A more structured approach to DSLs

DSL are implemented with the preprocessor operating directly on the text of the code. Languages are structured text. By manipulating the text through code, the structure is lost. This means things like syntax highlighting, formatting and indentation, documentation look, auto complete, and others, will fail.

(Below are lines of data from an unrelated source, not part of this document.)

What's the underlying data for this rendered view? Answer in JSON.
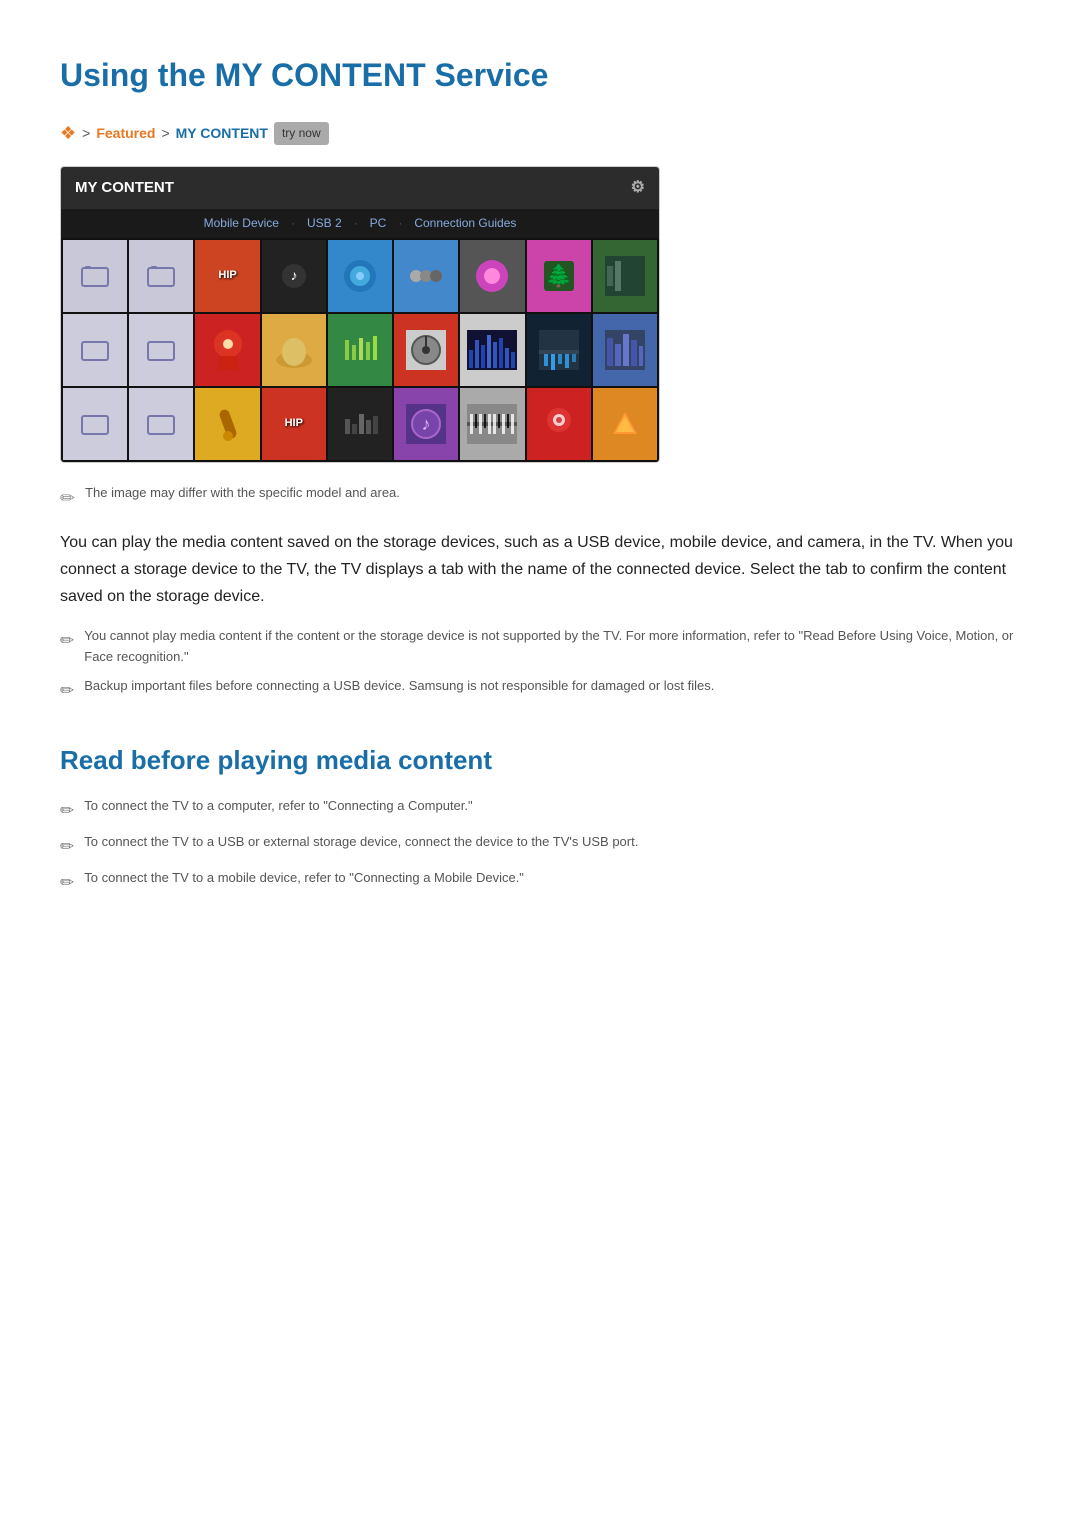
{
  "page": {
    "title": "Using the MY CONTENT Service",
    "breadcrumb": {
      "icon_label": "settings-icon",
      "separator": ">",
      "featured": "Featured",
      "separator2": ">",
      "mycontent": "MY CONTENT",
      "trynow": "try now"
    },
    "panel": {
      "title": "MY CONTENT",
      "gear_label": "⚙",
      "tabs": [
        "Mobile Device",
        "USB 2",
        "PC",
        "Connection Guides"
      ],
      "tabs_dots": [
        "·",
        "·",
        "·"
      ]
    },
    "image_note": "The image may differ with the specific model and area.",
    "intro_text": "You can play the media content saved on the storage devices, such as a USB device, mobile device, and camera, in the TV. When you connect a storage device to the TV, the TV displays a tab with the name of the connected device. Select the tab to confirm the content saved on the storage device.",
    "notes": [
      "You cannot play media content if the content or the storage device is not supported by the TV. For more information, refer to \"Read Before Using Voice, Motion, or Face recognition.\"",
      "Backup important files before connecting a USB device. Samsung is not responsible for damaged or lost files."
    ],
    "section2_title": "Read before playing media content",
    "bullets": [
      "To connect the TV to a computer, refer to \"Connecting a Computer.\"",
      "To connect the TV to a USB or external storage device, connect the device to the TV's USB port.",
      "To connect the TV to a mobile device, refer to \"Connecting a Mobile Device.\""
    ]
  }
}
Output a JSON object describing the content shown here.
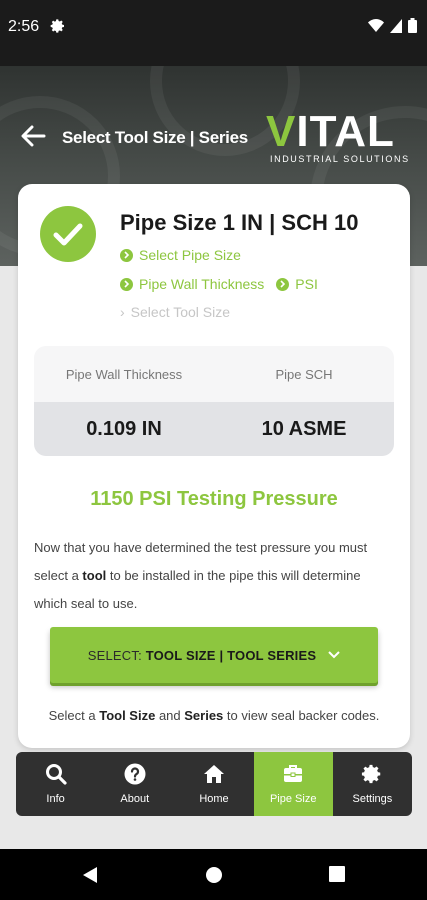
{
  "status_bar": {
    "time": "2:56"
  },
  "header": {
    "title": "Select Tool Size | Series",
    "logo_main": "VITAL",
    "logo_sub": "INDUSTRIAL SOLUTIONS"
  },
  "card": {
    "heading": "Pipe Size 1 IN | SCH 10",
    "steps": [
      {
        "label": "Select Pipe Size"
      },
      {
        "label": "Pipe Wall Thickness"
      },
      {
        "label": "PSI"
      },
      {
        "label": "Select Tool Size"
      }
    ],
    "table": {
      "col1_header": "Pipe Wall Thickness",
      "col2_header": "Pipe SCH",
      "col1_value": "0.109 IN",
      "col2_value": "10 ASME"
    },
    "pressure": "1150 PSI Testing Pressure",
    "desc_part1": "Now that you have determined the test pressure you must select a ",
    "desc_bold": "tool",
    "desc_part2": " to be installed in the pipe this will determine which seal to use.",
    "select_prefix": "SELECT: ",
    "select_bold": "TOOL SIZE | TOOL SERIES",
    "hint_part1": "Select a ",
    "hint_bold1": "Tool Size",
    "hint_part2": " and ",
    "hint_bold2": "Series",
    "hint_part3": " to view seal backer codes."
  },
  "nav": {
    "items": [
      {
        "label": "Info",
        "icon": "search-icon"
      },
      {
        "label": "About",
        "icon": "question-icon"
      },
      {
        "label": "Home",
        "icon": "home-icon"
      },
      {
        "label": "Pipe Size",
        "icon": "toolbox-icon"
      },
      {
        "label": "Settings",
        "icon": "gear-icon"
      }
    ],
    "active": "Pipe Size"
  },
  "colors": {
    "accent": "#8dc63f",
    "nav_bg": "#303030",
    "status_bg": "#1b1b1b"
  }
}
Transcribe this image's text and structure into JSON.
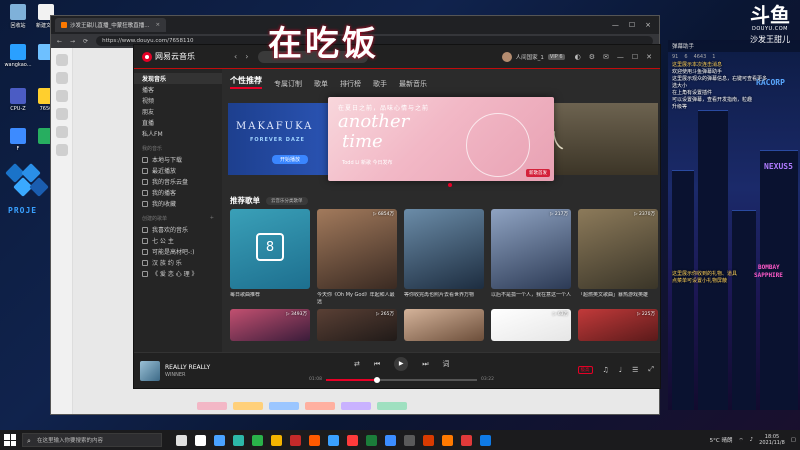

It is also currently very difficult to have multiple DSL at once.

I’m proposing we should make DSLs structured, a token in the parser that the tooling doesn’t look into (like a string), or when an appropriate DSL class is given, can be used to highlight and validate the DSL code.

Here are some initial ideas how this could look syntactically.

// DSL class
DrumL {
   highlight {}
   parse {}
}
// delimited
DrumL #( ... dsl code ... )#

// until semi colon
DrumL #> .... dsl code ....;

The dsl code would basically be a string.

var str = #> ... dsl code ...;
str.postln;
DrumL(str)

Some other ideas for DSL delimiters…

DSLRegister(1, DrumL);
DSLRegister(2, SomeOtherLanguage);

#1 ... dsl code ... ;
~result_of_drum_l = #1 ...dsl code...;

~result_of_someother = #2 ... dsl code ...;


// multiline
#1 ... dsl code ... 
... more dsl code ...
... etc. ...
;

// or 
#1 ... dsl code ... 
#1 ... more dsl code ...
#1 ... etc. ...
;

@jamshark70 has already raised the point about brevity and need to be able to type this quickly, is this new suggestion better? If people have other ideas, do say!


I don’t want to talk about parsing/DSL implementation here, only how it can be scoped. Later it is definitively worth discussing LSP & IDE integration, but lets wait on that.

2 Likes

Great idea.

I think the first suggestion: DrumL #( ... )# seems quick to type: the class will autocomplete (and the delimiters could autopair). Seems nicer than ; termination as we can write ~this = DrumL #( ...)#;. It is also nice to be able to jump to the implementation (as opposed to the #1 idea).

another idea might be to define the languages as methods of a DS class: DS.drum #(...)#

final thought re: the registration idea: I wonder if there would be any use to being able to define DSLs as defs like `DSLdef(\drumx, {…}) or is the code simply likely to be too long for this to be practical?

This sounds awesome.

I’m in favor of brevity almost at all costs, so the first multiline example looks better to me.

Maybe also possible to use an end delimiter with the briefer syntax? That way the DSL can use semicolons freely and easier to mix in

#1 ... Code ... ;

~something = code ... #1( ... )# more code;

~other = #1(

)#

Or, probably more difficult to implement? But I think more fun to use: Let the user define their own starting and ending delimiters

DrumL.register("\\", "$");

~something = whatever.(\\ ... DSL ... $, anotherArg)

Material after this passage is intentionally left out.